The Sixth Circuit waded once more into the question of whether state convictions qualified as crimes of violence under U.S.S.G. § 2K2.1(a)(2) in United States v. Johnson. At issue were convictions under Ohio law for robbery and for complicity to commit aggravated robbery.

The defendant, Lawrence Johnson, was convicted of one count of being a felon in possession of a firearm. He had at least four prior felony convictions in Ohio, in 1982 for attempted robbery, for robbery in 1983 and in 1997, and in 2005 for complicity to commit aggravated robbery. A prior appeal had successfully vacated a district court finding that Johnson was subject to the Armed Career Criminal Act and a statutory minimum sentence of 15 years. United States v. Johnson, 708 Fed.Appx. 245 (6th Cir. 2017). On remand, however, the district court determined that the 1997 robbery conviction, which was under a different statutory subsection than the 1983 robbery conviction, and the 2005 conviction for complicity to commit aggravated robbery did constitute “crimes of violence” under the guidelines, a finding that increased his base offense level. A sentence of 71 months, one at the top end of guidelines range, was imposed and appealed.   

The Sixth Circuit held that the 1997 robbery conviction qualified as a “crime of violence” because the relevant statute, ORC § 2911.02(A)(2), “requires violent force, that is, force capable of inflicting pain or injury.” This requirement was drawn from Johnson v United States, 559 U.S. 133, 141-42 (2010), where the Supreme Court defined “physical force” under the ACCA to mean “force capable of causing physical pain or injury to another person” and the incorporation of that definition for guidelines analysis by the Sixth Circuit in United States v. Evans, 699 F.3d 858, 863 (6th Cir. 2012), abrogated on other grounds by United States v. Havis, 927 F.3d 382 (6th Cir. 2019)(en banc)(per curiam). Furthermore, the court noted that a conviction driven by a reckless use of force could still qualify as a crime of violence.

The Sixth Circuit also held that the 2005 conviction for complicity to commit aggravated robbery qualified as a crime of violence. First, the court noted a prior decision, United States v Patterson, 853 F.3d 298 (6th Cir. 2017) holding that an Ohio conviction for aggravated robbery under the relevant statutory subsection qualified as a crime of violence under the ACCA and, therefore, also under the guidelines. The real question was whether the conviction “of complicity to commit aggravated robbery makes a difference.”

This Sixth Circuit noted that Ohio law equated complicity with aiding or abetting another in committing the offense and that the underlying substantive offense “must have been either attempted or completed for a complicity conviction to stand.” Since the underlying offense, aggravated robbery, included the element of “use, attempted use, or threatened use of physical force” a conviction for complicity likewise included that element.

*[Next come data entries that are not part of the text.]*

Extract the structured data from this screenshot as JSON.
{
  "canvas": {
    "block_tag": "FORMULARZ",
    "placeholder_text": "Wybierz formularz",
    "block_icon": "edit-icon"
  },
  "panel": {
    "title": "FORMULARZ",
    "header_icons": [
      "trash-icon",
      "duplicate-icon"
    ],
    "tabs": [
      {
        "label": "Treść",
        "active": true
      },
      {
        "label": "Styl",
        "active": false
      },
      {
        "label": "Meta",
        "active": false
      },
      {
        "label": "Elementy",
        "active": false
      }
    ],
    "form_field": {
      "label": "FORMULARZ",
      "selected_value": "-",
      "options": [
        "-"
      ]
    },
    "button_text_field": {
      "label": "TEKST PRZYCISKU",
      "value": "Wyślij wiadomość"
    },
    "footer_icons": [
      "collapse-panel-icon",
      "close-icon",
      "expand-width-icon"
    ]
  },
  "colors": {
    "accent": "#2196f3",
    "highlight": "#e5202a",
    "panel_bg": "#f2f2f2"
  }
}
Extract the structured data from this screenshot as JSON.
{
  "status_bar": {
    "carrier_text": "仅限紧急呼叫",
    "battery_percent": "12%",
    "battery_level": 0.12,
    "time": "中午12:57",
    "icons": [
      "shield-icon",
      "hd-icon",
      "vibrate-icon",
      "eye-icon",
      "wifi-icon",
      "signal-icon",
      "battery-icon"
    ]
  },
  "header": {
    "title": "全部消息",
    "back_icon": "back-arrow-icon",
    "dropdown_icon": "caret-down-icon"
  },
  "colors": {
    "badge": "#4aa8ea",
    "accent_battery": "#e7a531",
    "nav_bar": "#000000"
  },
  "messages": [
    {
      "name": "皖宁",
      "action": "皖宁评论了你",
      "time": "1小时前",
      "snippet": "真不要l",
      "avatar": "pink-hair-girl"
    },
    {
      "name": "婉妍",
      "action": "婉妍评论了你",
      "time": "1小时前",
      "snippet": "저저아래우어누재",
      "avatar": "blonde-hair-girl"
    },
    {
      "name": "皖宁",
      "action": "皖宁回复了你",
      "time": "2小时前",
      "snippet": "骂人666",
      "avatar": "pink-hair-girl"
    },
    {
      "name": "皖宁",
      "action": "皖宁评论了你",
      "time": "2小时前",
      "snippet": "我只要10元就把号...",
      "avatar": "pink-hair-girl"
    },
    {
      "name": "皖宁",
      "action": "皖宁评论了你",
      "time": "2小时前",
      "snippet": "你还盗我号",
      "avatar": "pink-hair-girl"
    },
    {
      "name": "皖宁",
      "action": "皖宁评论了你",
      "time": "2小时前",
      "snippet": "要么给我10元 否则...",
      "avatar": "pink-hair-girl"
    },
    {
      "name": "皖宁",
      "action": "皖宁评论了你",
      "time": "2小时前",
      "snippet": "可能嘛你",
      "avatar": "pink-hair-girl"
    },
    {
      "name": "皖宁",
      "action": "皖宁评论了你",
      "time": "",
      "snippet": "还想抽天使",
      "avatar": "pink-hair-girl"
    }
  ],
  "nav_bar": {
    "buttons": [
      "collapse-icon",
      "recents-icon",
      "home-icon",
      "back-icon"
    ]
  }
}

As a final point, the Sixth Circuit rejected Johnson’s argument “that the guidelines commentary is what brings [his] aiding and abetting offense” in as a “crime of violence” under § 4B1.2(a) of the guidelines. Indeed, the commentary does advise that a crime of violence “includes ‘the offenses of aiding and abetting.’” U.S.S.G. § 4B1.2, Application Note 1 (2015). But this, as the court noted, was of no matter and the en banc court’s caution in United States v. Havis about over-reliance on guidelines commentary immaterial because the “express text” of § 4B1.2(a) compelled the result.